Velocities and Twist
Pure Translations
- A twist combines angular and translational velocity and describes how a reference frame is moving: \((\dot{\theta}, \dot{x}, \dot{y})\)
- Imagine you are sliding a closed laptop across a table at constant velocity directly to the right, without rotation
- Look at the lower left corner of the lid, and the upper left corner of the lid. how far do these points travel after you slide the laptop for a few seconds?
- How far do other points on the laptop travel?
- Now assume the laptop grows to completely cover the table and beyond, all the way to infinity.
- Think of a piece of this object that is far away from the laptop, how does it move?
- If an object is purely translating, how does each point on the object move?
Pure Rotations
- Imagine that you are holding onto an infinitely large object by a handle.
- You are holding on at reference frame \(\{b\}\)
- You rotate the handle counter-clockwise at a speed of \(\dot{\theta}\)
- Imagine the point directly at the origin of \(\{b\}\).
- What is happening to that point? Is it moving?
- Imagine a point directly to the right of the origin
- In which direction is it moving?
- What happens to its speed as it moves further to the right
- What about the points above, below and to the left of the origin?
- Now imagine that the points from the previous thoughts are arrows (they can point in any direction, but assume they point in the initial direction of the movement).

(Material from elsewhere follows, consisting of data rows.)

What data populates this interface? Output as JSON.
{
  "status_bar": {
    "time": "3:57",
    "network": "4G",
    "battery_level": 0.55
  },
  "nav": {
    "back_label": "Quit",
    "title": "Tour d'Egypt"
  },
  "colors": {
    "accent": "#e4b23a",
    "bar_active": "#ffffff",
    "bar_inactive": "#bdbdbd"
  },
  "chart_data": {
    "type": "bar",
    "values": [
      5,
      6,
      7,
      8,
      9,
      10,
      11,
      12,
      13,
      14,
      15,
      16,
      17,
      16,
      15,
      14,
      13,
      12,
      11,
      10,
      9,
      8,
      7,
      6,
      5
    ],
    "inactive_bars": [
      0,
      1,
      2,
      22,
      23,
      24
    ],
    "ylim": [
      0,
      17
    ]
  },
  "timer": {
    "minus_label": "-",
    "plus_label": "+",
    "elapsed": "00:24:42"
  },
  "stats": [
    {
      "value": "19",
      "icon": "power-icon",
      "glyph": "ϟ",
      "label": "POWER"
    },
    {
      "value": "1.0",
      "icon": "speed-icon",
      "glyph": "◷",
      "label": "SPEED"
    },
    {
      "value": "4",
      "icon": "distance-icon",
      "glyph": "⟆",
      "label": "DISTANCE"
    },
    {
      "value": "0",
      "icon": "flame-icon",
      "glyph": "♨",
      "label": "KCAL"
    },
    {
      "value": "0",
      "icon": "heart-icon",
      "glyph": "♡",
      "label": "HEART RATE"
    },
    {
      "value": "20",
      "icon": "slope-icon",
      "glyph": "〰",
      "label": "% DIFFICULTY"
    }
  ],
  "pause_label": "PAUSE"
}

- What happens to these arrows as the object rotates? Think of some specific orientations of the main object (say 90 degrees, 180 degrees, 45 degrees). What is the orientation of these arrows?
- Does the rotational velocity of a point on the object depend on the location of that point?
Everything is Rotation
- Center of Rotation - a point in space where the twist has only an angular component
- When we did a pure rotation, how many points had only an angular component and where were they?
- Imagine an (infinitely large) object that is translating and rotating simultaneously.
- Is there a point that undergoes a pure rotation?
- Where is the center of rotation for a pure translation?
- It is at infinity
Body Twist vs Velocity
- Typically, for a robot at position \(q = (x, y, \theta)\), we represent its velocity \(\dot{q}\).
- The velocity of the robot \(\dot{q}\) is NOT the same as its body twist in the world frame
- The body twist of the robot in the world frame is the velocity (expressed in the world frame) of a point at the world frame origin that is moving as if it were rigidly attached to the robot. This quantity depends on the distance between the world frame and the robot!
- The velocity \(\dot{q}\) is actually the twist at the origin of the robot's body frame expressed in a frame aligned with the world but coincident with the body.